Nouriel Roubini is a Professor of Economics at New York University's Stern School of Business and chairman of Roubini Global Economics, an economic consultancy firm. A recent column for the UK Telegraph quotes him from this year's annual Ambrosetti conference on Lake Como:
The US has run out of bullets [to defend against a DDR]. More quantitative easing (bond purchases) by the Federal Reserve is not going to make any difference. Treasury yields are already down to 2.5% yet credit spreads are widening again. Monetary policy can boost liquidity but it can’t deal with solvency problems.
He's basically saying that the Fed can't fix this. And he's dead right. We're in a mess people.

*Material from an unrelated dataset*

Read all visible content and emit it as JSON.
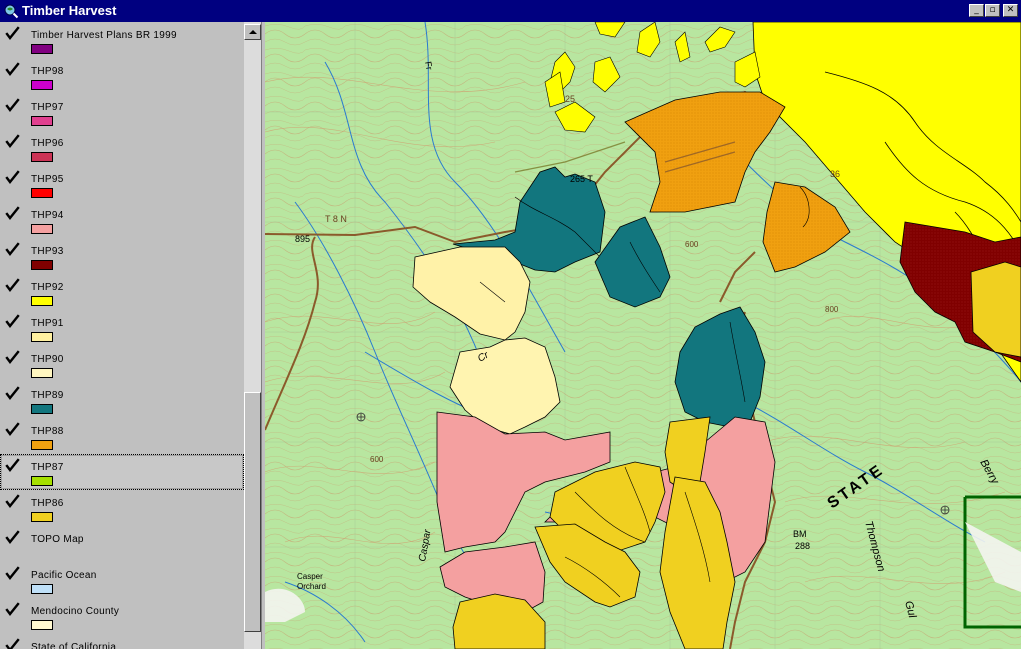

He goes on to hypothesize that the US growth rate is likely to fall below 1% in the second half of this year, “despite the biggest stimulus in history: a cut in interest rates from 5% to zero, a budget deficit of 10pc of GDP, and $3 trillion to shore up the financial system.” To put things in perspective, at this stage in a normal post-war recovery, the growth rate is generally between 4% and 6%.
Here's what I see happening. In the next 30-50 days, I'm looking for a 2-6% correction (that is, a drop) in the US markets. I'm also expecting DEflation. This deflation will be overcompensated for, which will bring about INflation. I expect the unemployment rate to remain stagnant for a few months, but I expect it to start slowly increasing again. I believe that the second dip will be worse than the first. Will it be a depression? I don't know, part of that depends on how you want to define depression. But I really don't know.
I'm not trying to be pessimistic, I'm just trying to be realistic. But, again, I will be very happy to be wrong.
Have a great Labor Day weekend, my friends. Much love to all.